Bob Mansfield will take over Technologies, which is a new group that includes all of the wireless teams as well as the semiconductor teams. This should lead to huge innovative thinking and push forward some more radical hardware plans for the company.
Overall, this is the first time you can see Tim Cook putting his foot down as “the boss” and making huge changes to improve the company’s product range.
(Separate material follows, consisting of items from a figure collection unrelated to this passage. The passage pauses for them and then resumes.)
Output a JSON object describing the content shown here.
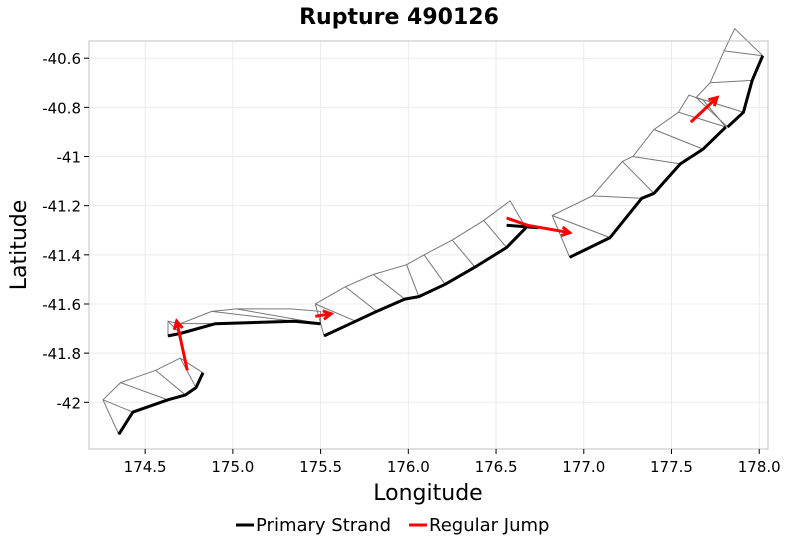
{
  "chart_data": {
    "type": "line",
    "title": "Rupture 490126",
    "xlabel": "Longitude",
    "ylabel": "Latitude",
    "xlim": [
      174.18,
      178.05
    ],
    "ylim": [
      -42.19,
      -40.53
    ],
    "xticks": [
      174.5,
      175.0,
      175.5,
      176.0,
      176.5,
      177.0,
      177.5,
      178.0
    ],
    "xtick_labels": [
      "174.5",
      "175.0",
      "175.5",
      "176.0",
      "176.5",
      "177.0",
      "177.5",
      "178.0"
    ],
    "yticks": [
      -40.6,
      -40.8,
      -41.0,
      -41.2,
      -41.4,
      -41.6,
      -41.8,
      -42.0
    ],
    "ytick_labels": [
      "-40.6",
      "-40.8",
      "-41",
      "-41.2",
      "-41.4",
      "-41.6",
      "-41.8",
      "-42"
    ],
    "grid": true,
    "legend_position": "bottom",
    "legend": [
      {
        "label": "Primary Strand",
        "color": "#000000"
      },
      {
        "label": "Regular Jump",
        "color": "#ff0000"
      }
    ],
    "series": [
      {
        "name": "Primary Strand",
        "color": "#000000",
        "segments": [
          [
            [
              174.35,
              -42.13
            ],
            [
              174.43,
              -42.04
            ],
            [
              174.63,
              -41.99
            ],
            [
              174.73,
              -41.97
            ],
            [
              174.79,
              -41.94
            ],
            [
              174.83,
              -41.88
            ]
          ],
          [
            [
              174.63,
              -41.73
            ],
            [
              174.7,
              -41.72
            ],
            [
              174.9,
              -41.68
            ],
            [
              175.35,
              -41.67
            ],
            [
              175.5,
              -41.68
            ]
          ],
          [
            [
              175.52,
              -41.73
            ],
            [
              175.7,
              -41.67
            ],
            [
              175.82,
              -41.63
            ],
            [
              175.98,
              -41.58
            ],
            [
              176.06,
              -41.57
            ],
            [
              176.21,
              -41.52
            ],
            [
              176.38,
              -41.45
            ],
            [
              176.56,
              -41.37
            ],
            [
              176.67,
              -41.29
            ]
          ],
          [
            [
              176.56,
              -41.28
            ],
            [
              176.74,
              -41.29
            ]
          ],
          [
            [
              176.92,
              -41.41
            ],
            [
              177.15,
              -41.33
            ],
            [
              177.33,
              -41.17
            ],
            [
              177.4,
              -41.15
            ],
            [
              177.55,
              -41.03
            ],
            [
              177.68,
              -40.97
            ],
            [
              177.81,
              -40.88
            ]
          ],
          [
            [
              177.82,
              -40.88
            ],
            [
              177.91,
              -40.82
            ],
            [
              177.96,
              -40.69
            ],
            [
              178.02,
              -40.59
            ]
          ]
        ]
      },
      {
        "name": "Regular Jump",
        "color": "#ff0000",
        "segments": [
          [
            [
              174.74,
              -41.87
            ],
            [
              174.68,
              -41.67
            ]
          ],
          [
            [
              175.47,
              -41.65
            ],
            [
              175.56,
              -41.64
            ]
          ],
          [
            [
              176.56,
              -41.25
            ],
            [
              176.68,
              -41.28
            ],
            [
              176.92,
              -41.31
            ]
          ],
          [
            [
              177.61,
              -40.86
            ],
            [
              177.76,
              -40.76
            ]
          ]
        ]
      },
      {
        "name": "",
        "color": "#777777",
        "type": "polygons",
        "polygons": [
          [
            [
              174.35,
              -42.13
            ],
            [
              174.26,
              -41.99
            ],
            [
              174.36,
              -41.92
            ],
            [
              174.56,
              -41.87
            ],
            [
              174.7,
              -41.82
            ],
            [
              174.83,
              -41.88
            ],
            [
              174.79,
              -41.94
            ],
            [
              174.73,
              -41.97
            ],
            [
              174.63,
              -41.99
            ],
            [
              174.43,
              -42.04
            ]
          ],
          [
            [
              174.63,
              -41.73
            ],
            [
              174.63,
              -41.67
            ],
            [
              174.7,
              -41.68
            ],
            [
              174.88,
              -41.63
            ],
            [
              175.02,
              -41.62
            ],
            [
              175.33,
              -41.62
            ],
            [
              175.5,
              -41.63
            ],
            [
              175.5,
              -41.68
            ],
            [
              175.35,
              -41.67
            ],
            [
              174.9,
              -41.68
            ],
            [
              174.7,
              -41.72
            ]
          ],
          [
            [
              175.52,
              -41.73
            ],
            [
              175.47,
              -41.6
            ],
            [
              175.64,
              -41.53
            ],
            [
              175.8,
              -41.48
            ],
            [
              175.99,
              -41.44
            ],
            [
              176.09,
              -41.4
            ],
            [
              176.25,
              -41.34
            ],
            [
              176.43,
              -41.26
            ],
            [
              176.58,
              -41.18
            ],
            [
              176.67,
              -41.29
            ],
            [
              176.56,
              -41.37
            ],
            [
              176.38,
              -41.45
            ],
            [
              176.21,
              -41.52
            ],
            [
              176.06,
              -41.57
            ],
            [
              175.98,
              -41.58
            ],
            [
              175.82,
              -41.63
            ],
            [
              175.7,
              -41.67
            ]
          ],
          [
            [
              176.92,
              -41.41
            ],
            [
              176.82,
              -41.24
            ],
            [
              177.05,
              -41.16
            ],
            [
              177.22,
              -41.02
            ],
            [
              177.28,
              -41.0
            ],
            [
              177.4,
              -40.89
            ],
            [
              177.54,
              -40.82
            ],
            [
              177.6,
              -40.75
            ],
            [
              177.68,
              -40.77
            ],
            [
              177.81,
              -40.88
            ],
            [
              177.68,
              -40.97
            ],
            [
              177.55,
              -41.03
            ],
            [
              177.4,
              -41.15
            ],
            [
              177.33,
              -41.17
            ],
            [
              177.15,
              -41.33
            ]
          ],
          [
            [
              177.82,
              -40.88
            ],
            [
              177.64,
              -40.76
            ],
            [
              177.72,
              -40.7
            ],
            [
              177.8,
              -40.57
            ],
            [
              177.86,
              -40.48
            ],
            [
              178.02,
              -40.59
            ],
            [
              177.96,
              -40.69
            ],
            [
              177.91,
              -40.82
            ]
          ]
        ]
      }
    ]
  }
}
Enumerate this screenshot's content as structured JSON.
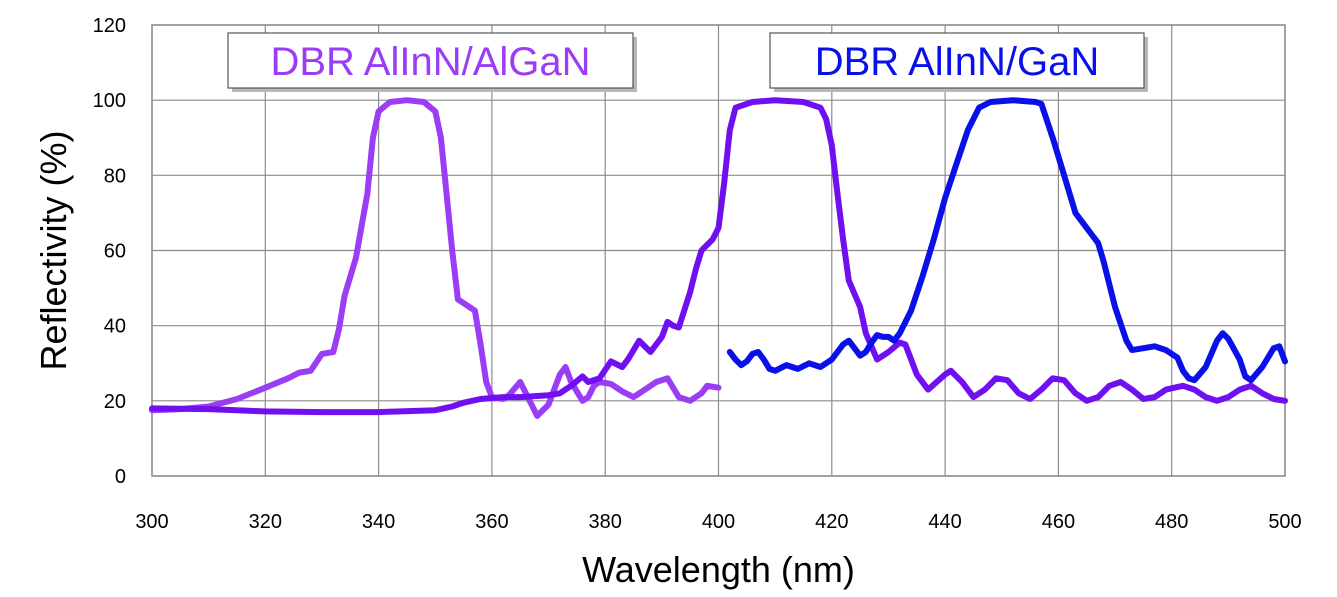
{
  "chart_data": {
    "type": "line",
    "xlabel": "Wavelength (nm)",
    "ylabel": "Reflectivity (%)",
    "xlim": [
      300,
      500
    ],
    "ylim": [
      0,
      120
    ],
    "x_ticks": [
      300,
      320,
      340,
      360,
      380,
      400,
      420,
      440,
      460,
      480,
      500
    ],
    "y_ticks": [
      0,
      20,
      40,
      60,
      80,
      100,
      120
    ],
    "grid": true,
    "colors": {
      "light_violet": "#9B3DF5",
      "violet": "#7010F0",
      "blue": "#0A10E8"
    },
    "labels": [
      {
        "text": "DBR AlInN/AlGaN",
        "color": "#9B3DF5"
      },
      {
        "text": "DBR AlInN/GaN",
        "color": "#0A10E8"
      }
    ],
    "series": [
      {
        "color": "#9B3DF5",
        "points": [
          [
            300,
            17.5
          ],
          [
            305,
            17.8
          ],
          [
            310,
            18.5
          ],
          [
            315,
            20.5
          ],
          [
            320,
            23.5
          ],
          [
            324,
            26
          ],
          [
            326,
            27.5
          ],
          [
            328,
            28
          ],
          [
            330,
            32.5
          ],
          [
            332,
            33
          ],
          [
            333,
            39
          ],
          [
            334,
            48
          ],
          [
            336,
            58
          ],
          [
            338,
            75
          ],
          [
            339,
            90
          ],
          [
            340,
            97
          ],
          [
            342,
            99.5
          ],
          [
            345,
            100
          ],
          [
            348,
            99.5
          ],
          [
            350,
            97
          ],
          [
            351,
            90
          ],
          [
            352,
            75
          ],
          [
            353,
            60
          ],
          [
            354,
            47
          ],
          [
            356,
            45
          ],
          [
            357,
            44
          ],
          [
            358,
            35
          ],
          [
            359,
            25
          ],
          [
            360,
            21
          ],
          [
            362,
            20.5
          ],
          [
            363,
            21.5
          ],
          [
            365,
            25
          ],
          [
            366,
            22
          ],
          [
            368,
            16
          ],
          [
            370,
            19
          ],
          [
            372,
            27
          ],
          [
            373,
            29
          ],
          [
            374,
            25
          ],
          [
            376,
            20
          ],
          [
            377,
            21
          ],
          [
            378,
            24
          ],
          [
            379,
            25
          ],
          [
            381,
            24.5
          ],
          [
            383,
            22.5
          ],
          [
            385,
            21
          ],
          [
            387,
            23
          ],
          [
            389,
            25
          ],
          [
            391,
            26
          ],
          [
            393,
            21
          ],
          [
            395,
            20
          ],
          [
            397,
            22
          ],
          [
            398,
            24
          ],
          [
            400,
            23.5
          ]
        ]
      },
      {
        "color": "#7010F0",
        "points": [
          [
            300,
            18
          ],
          [
            310,
            17.8
          ],
          [
            320,
            17.2
          ],
          [
            330,
            17
          ],
          [
            340,
            17
          ],
          [
            350,
            17.5
          ],
          [
            353,
            18.5
          ],
          [
            355,
            19.5
          ],
          [
            358,
            20.5
          ],
          [
            362,
            21
          ],
          [
            365,
            21
          ],
          [
            370,
            21.5
          ],
          [
            372,
            22
          ],
          [
            374,
            24
          ],
          [
            376,
            26.5
          ],
          [
            377,
            25
          ],
          [
            379,
            26
          ],
          [
            381,
            30.5
          ],
          [
            383,
            29
          ],
          [
            384,
            31
          ],
          [
            386,
            36
          ],
          [
            388,
            33
          ],
          [
            390,
            37
          ],
          [
            391,
            41
          ],
          [
            392,
            40
          ],
          [
            393,
            39.5
          ],
          [
            395,
            49
          ],
          [
            396,
            55
          ],
          [
            397,
            60
          ],
          [
            399,
            63
          ],
          [
            400,
            66
          ],
          [
            401,
            78
          ],
          [
            402,
            92
          ],
          [
            403,
            98
          ],
          [
            406,
            99.5
          ],
          [
            410,
            100
          ],
          [
            415,
            99.5
          ],
          [
            418,
            98
          ],
          [
            419,
            95
          ],
          [
            420,
            88
          ],
          [
            421,
            75
          ],
          [
            422,
            63
          ],
          [
            423,
            52
          ],
          [
            425,
            45
          ],
          [
            426,
            38
          ],
          [
            428,
            31
          ],
          [
            430,
            33
          ],
          [
            432,
            35.5
          ],
          [
            433,
            35
          ],
          [
            435,
            27
          ],
          [
            437,
            23
          ],
          [
            440,
            27
          ],
          [
            441,
            28
          ],
          [
            443,
            25
          ],
          [
            445,
            21
          ],
          [
            447,
            23
          ],
          [
            449,
            26
          ],
          [
            451,
            25.5
          ],
          [
            453,
            22
          ],
          [
            455,
            20.5
          ],
          [
            457,
            23
          ],
          [
            459,
            26
          ],
          [
            461,
            25.5
          ],
          [
            463,
            22
          ],
          [
            465,
            20
          ],
          [
            467,
            21
          ],
          [
            469,
            24
          ],
          [
            471,
            25
          ],
          [
            473,
            23
          ],
          [
            475,
            20.5
          ],
          [
            477,
            21
          ],
          [
            479,
            23
          ],
          [
            482,
            24
          ],
          [
            484,
            23
          ],
          [
            486,
            21
          ],
          [
            488,
            20
          ],
          [
            490,
            21
          ],
          [
            492,
            23
          ],
          [
            494,
            24
          ],
          [
            496,
            22
          ],
          [
            498,
            20.5
          ],
          [
            500,
            20
          ]
        ]
      },
      {
        "color": "#0A10E8",
        "points": [
          [
            402,
            33
          ],
          [
            403,
            31
          ],
          [
            404,
            29.5
          ],
          [
            405,
            30.5
          ],
          [
            406,
            32.5
          ],
          [
            407,
            33
          ],
          [
            408,
            31
          ],
          [
            409,
            28.5
          ],
          [
            410,
            28
          ],
          [
            412,
            29.5
          ],
          [
            414,
            28.5
          ],
          [
            416,
            30
          ],
          [
            418,
            29
          ],
          [
            420,
            31
          ],
          [
            422,
            35
          ],
          [
            423,
            36
          ],
          [
            424,
            34
          ],
          [
            425,
            32
          ],
          [
            426,
            33
          ],
          [
            427,
            35.5
          ],
          [
            428,
            37.5
          ],
          [
            429,
            37
          ],
          [
            430,
            37
          ],
          [
            431,
            36
          ],
          [
            432,
            38
          ],
          [
            434,
            44
          ],
          [
            436,
            53
          ],
          [
            438,
            63
          ],
          [
            440,
            74
          ],
          [
            442,
            83
          ],
          [
            444,
            92
          ],
          [
            446,
            98
          ],
          [
            448,
            99.5
          ],
          [
            452,
            100
          ],
          [
            456,
            99.5
          ],
          [
            457,
            99
          ],
          [
            459,
            90
          ],
          [
            461,
            80
          ],
          [
            463,
            70
          ],
          [
            465,
            66
          ],
          [
            466,
            64
          ],
          [
            467,
            62
          ],
          [
            468,
            57
          ],
          [
            470,
            45
          ],
          [
            472,
            36
          ],
          [
            473,
            33.5
          ],
          [
            475,
            34
          ],
          [
            477,
            34.5
          ],
          [
            479,
            33.5
          ],
          [
            481,
            31.5
          ],
          [
            482,
            28
          ],
          [
            483,
            26
          ],
          [
            484,
            25.5
          ],
          [
            486,
            29
          ],
          [
            488,
            36
          ],
          [
            489,
            38
          ],
          [
            490,
            36.5
          ],
          [
            492,
            31
          ],
          [
            493,
            26.5
          ],
          [
            494,
            25.5
          ],
          [
            496,
            29
          ],
          [
            498,
            34
          ],
          [
            499,
            34.5
          ],
          [
            500,
            30.5
          ]
        ]
      }
    ]
  }
}
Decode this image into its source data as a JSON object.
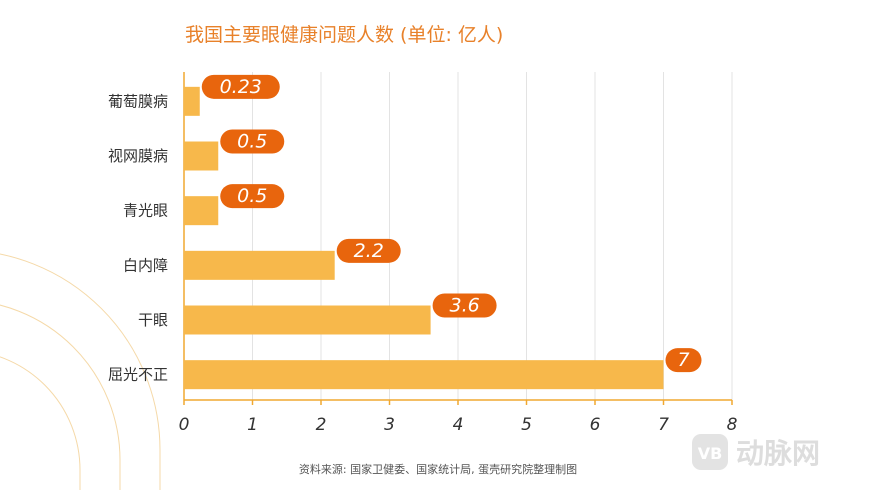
{
  "title": "我国主要眼健康问题人数 (单位: 亿人)",
  "source": "资料来源: 国家卫健委、国家统计局, 蛋壳研究院整理制图",
  "watermark": "动脉网",
  "colors": {
    "bar": "#f7b84b",
    "label_bg": "#e8650d",
    "title": "#e8812a",
    "axis": "#f0a830",
    "grid": "#e3e3e3",
    "decor": "#f5d9a8"
  },
  "chart_data": {
    "type": "bar",
    "orientation": "horizontal",
    "categories": [
      "葡萄膜病",
      "视网膜病",
      "青光眼",
      "白内障",
      "干眼",
      "屈光不正"
    ],
    "values": [
      0.23,
      0.5,
      0.5,
      2.2,
      3.6,
      7
    ],
    "value_labels": [
      "0.23",
      "0.5",
      "0.5",
      "2.2",
      "3.6",
      "7"
    ],
    "xlim": [
      0,
      8
    ],
    "xticks": [
      "0",
      "1",
      "2",
      "3",
      "4",
      "5",
      "6",
      "7",
      "8"
    ],
    "grid": "vertical",
    "xlabel": "",
    "ylabel": ""
  }
}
Jobs tried to keep a tight reign over all of his execs to make sure nothing out of line happened, but Cook is giving the power to the execs, and shaping that exec team in such a way that they make sure nothing out of line happens within their, now more integrated, departments.
Having Ive, Mansfield & Cue work in a better way to ensure iOS, hardware & OSX sit together properly should lead to an exciting existence in future. Whatever was being worked on now is likely to be thrown out & replaced for something more significantly radical.
I would expect iOS 7 to be an iterative update to “fix” iOS6 (again, most notably Maps & Siri) and to remove a lot of the skeumorphic design in apps. So maybe when you load any Apple app, you know it’s an Apple app but design only. iOS 8 should be the first time we see true change in the OS. In a radical sense.
Over all, these moves are highly positive, but expect the stock market to react oddly once they open back up.